In the sleep phase, the upper layer drives activity in the lower layer through the generative weights and the recognition weights are learned such that they induce the activity in the upper layer given the activity in the lower layer.

The restricted Boltzman machine is an unsupervised learning algorithm which is similar to the wake-sleep algorithm. It uses stochastic learning, ie. neural activations are stochastic with continuous probabilities given by weights.

The weights in a trained RBM implicitly encode a PDF over the training set.

Learning in RBMs is competitive but without explicit inhibition (because the RBM is restricted in that it does not have recurrent connections). Neurons learn different things due to random initialization and stochastic processing.

Hinton proposes building deep belief networks by stacking RBMs and training them unsupervised and in ascending order. After that, the network goes into feed-forward mode and backprop can be used to learn the actual task. Thus, some of the problems of backprop are solved by initializing the weights via unsupervised learning.

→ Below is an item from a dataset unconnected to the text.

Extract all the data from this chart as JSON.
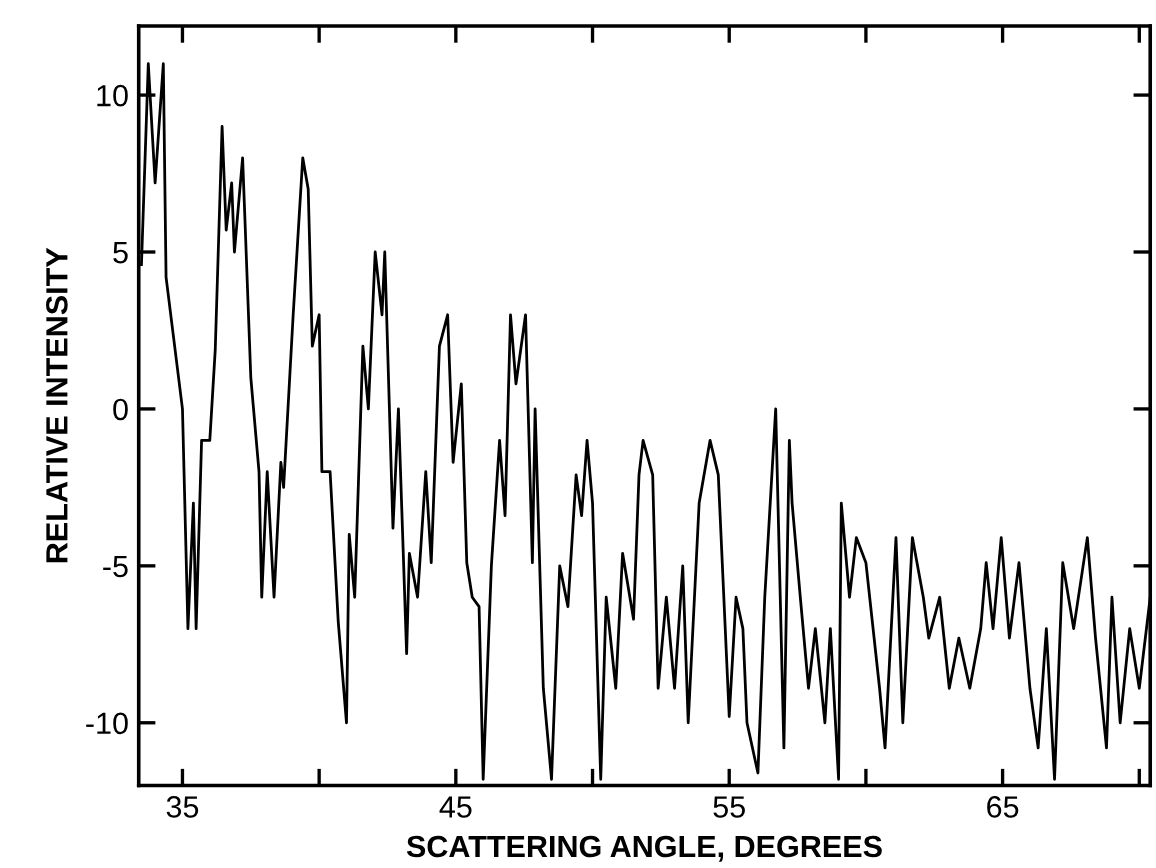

A SOM in which each unit computes the probability of some value of a sensory variable produces a probabilistic population code, ie. it computes a population-coded probability density function.

According to Zhang et al., ViSOM (and other unsupervised methods) do not take data labels and their intrinsic structure into account if they are present.

SOMs treat all their input dimensions as observables of some latent variable. It is possible to give data points a dimension containing labels. These labels will not have a greater effect on learning than the other dimensions of the data point. This is especially true if the true labels are not good predictors of the actual latent variable.

The SOM can be modified to take into account the variance of the input dimensions wrt. each other.

Zhou et al. use an approach similar to that of Bauer et al. They do not use pairwise cross-correlation between input modalities, but simply variances of individual modalities. It is unclear how they handle the case where one modality essentially becomes ground truth to the algorithm.

Without feedback about ground truth, a system learning from a data set of noisy corresponding values must have at least three modalities to learn their reliabilities. One way of doing this is learning pairwise correlation between modalities. It is not enough to take the best hypothesis on the basis of the currently learned reliability model and use that instead of ground truth to learn the variance of the individual modalities: If the algorithm comes to believe that one modality has near-perfect reliability, then that will determine the next best hypotheses. In effect, that modality will be ground truth for the algorithm and it will only learn how well the others predict it.

The SOM has ancestors in von der Malsburg's "Self-Organization of Orientation Sensitive Cells in the Striate Cortex" and other early models of self-organization

The SOM is an abstraction of biologically-plausible ANN.

The SOM is an asymptotically optimal vector quantizer.

There is no cost function that the SOM algorithm follows exactly.

Quality of order in SOMs is a difficult issue because there is no unique definition of `order' in for the $n$-dimensional case if $n>2$.

Nevertheless, there have been a number of attempts.

There have been many extensions of the original SOM ANN, like

  • (Growing) Neural Gas
  • adaptive subspace SOM (ASSOM)
  • Parameterized SOM (PSOM)
  • Stochastic SOM
  • recursive and recurrent SOMs

Recursive and Recurrent SOMs have been used for mapping temporal data.

Von der Malsburg introduces a simple model of self-organization which explains the organization of direction-sensitive cells in the human visual cortex.

Bauer and Wermter present an ANN algorithm which takes from the self-organizing map (SOM) algorithm the ability to learn a latent variable model from its input. They extend the SOM algorithm so it learns about the distribution of noise in the input and computes probability density functions over the latent variables. The algorithm represents these probability density functions using population codes. This is done with very few assumptions about the distribution of noise.